The report found that after rising in 2020 for the first time since 2015, total coal power capacity under development declined 13% last year, from 525 gigawatts (GW) to 457 GW, a record low.
Globally, 34 countries have new coal plants under consideration, down from 41 in January 2021.
According to Global Energy Monitor’s eighth annual survey of the coal plant pipeline, construction of new coal-fired plants is occurring mostly in Asia, with China accounting for 52% of the 176 gigawatts of capacity under construction in 20 countries last year.
Nearly 200 countries pledged a“phasing down”of coal at the COP26 climate summit in Glasgow last year. But steeper cuts are needed and no more new coal projects can be built if climate goals are to be met.

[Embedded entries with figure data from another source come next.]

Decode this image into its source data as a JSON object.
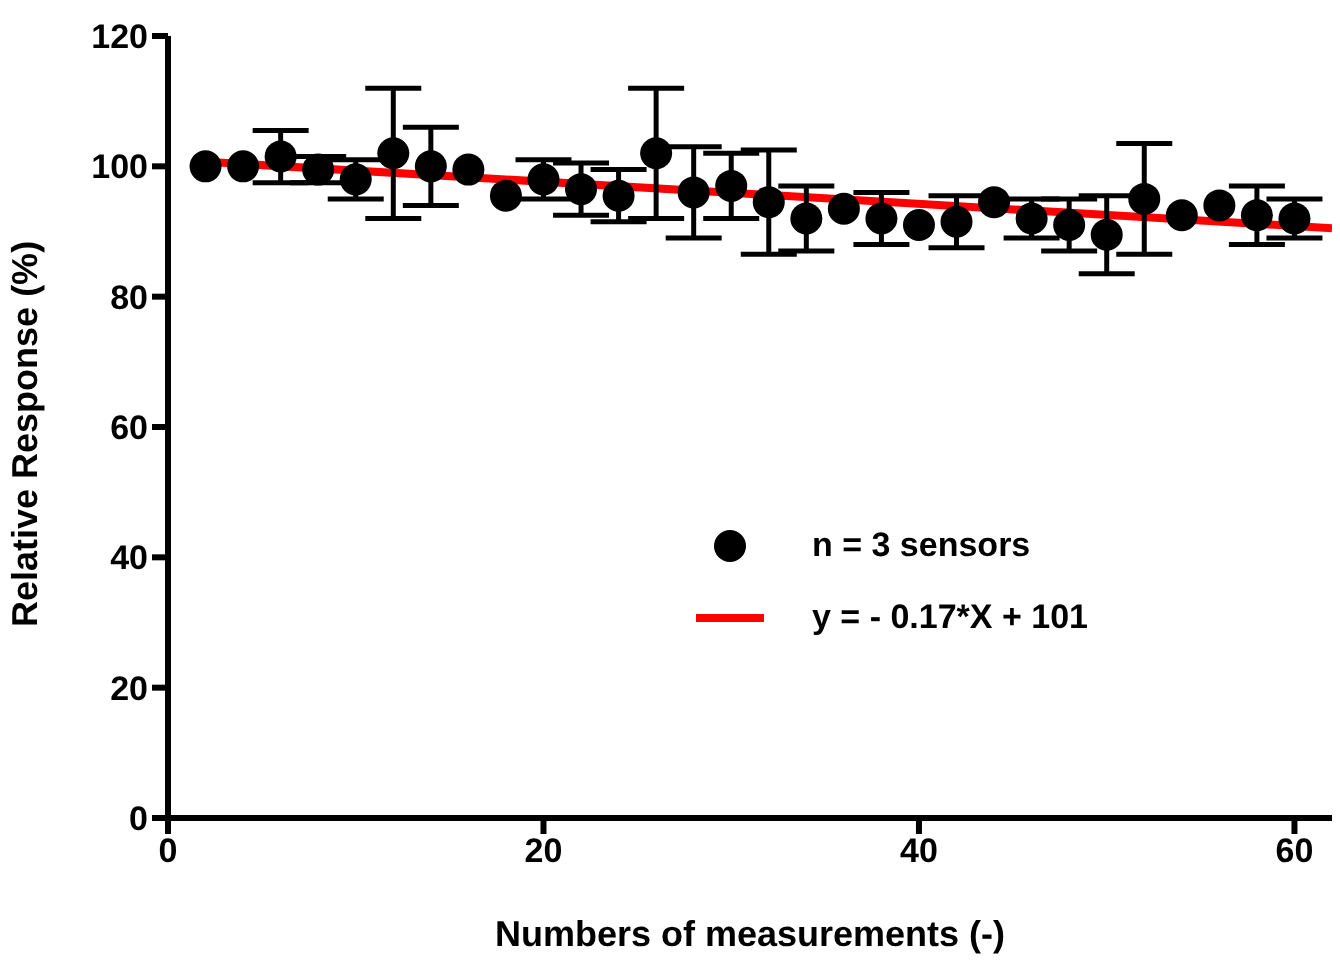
{
  "chart_data": {
    "type": "scatter",
    "xlabel": "Numbers of measurements (-)",
    "ylabel": "Relative Response (%)",
    "x": [
      2,
      4,
      6,
      8,
      10,
      12,
      14,
      16,
      18,
      20,
      22,
      24,
      26,
      28,
      30,
      32,
      34,
      36,
      38,
      40,
      42,
      44,
      46,
      48,
      50,
      52,
      54,
      56,
      58,
      60
    ],
    "series": [
      {
        "name": "n = 3 sensors",
        "marker": "circle",
        "color": "#000000",
        "values": [
          100,
          100,
          101.5,
          99.5,
          98,
          102,
          100,
          99.5,
          95.5,
          98,
          96.5,
          95.5,
          102,
          96,
          97,
          94.5,
          92,
          93.5,
          92,
          91,
          91.5,
          94.5,
          92,
          91,
          89.5,
          95,
          92.5,
          94,
          92.5,
          92
        ],
        "errors": [
          null,
          null,
          4,
          2,
          3,
          10,
          6,
          null,
          null,
          3,
          4,
          4,
          10,
          7,
          5,
          8,
          5,
          null,
          4,
          null,
          4,
          null,
          3,
          4,
          6,
          8.5,
          null,
          null,
          4.5,
          3
        ]
      },
      {
        "name": "y = - 0.17*X + 101",
        "type": "line",
        "color": "#ff0000",
        "x": [
          2,
          62
        ],
        "values": [
          100.7,
          90.5
        ]
      }
    ],
    "xlim": [
      0,
      62
    ],
    "xticks": [
      0,
      20,
      40,
      60
    ],
    "ylim": [
      0,
      120
    ],
    "yticks": [
      0,
      20,
      40,
      60,
      80,
      100,
      120
    ],
    "grid": false,
    "legend": "right",
    "line_style": "solid"
  }
}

One of the report’s authors, Lauri Myllyvirta at the Centre for Research on Energy and Clean Air, said China would not change course on coal, but its promise last year to stop financing overseas projects had already seen 13 GW of coal-fired plants cancelled.
“China’s ‘no new coal overseas’ policy has already had a significant impact on the coal power pipeline in the rest of the world,” Myllyvirta said.
The newest National Development and Reform Commission guidelines also have the potential to stop another 37 GW of China-backed coal projects overseas in the pre-construction phase.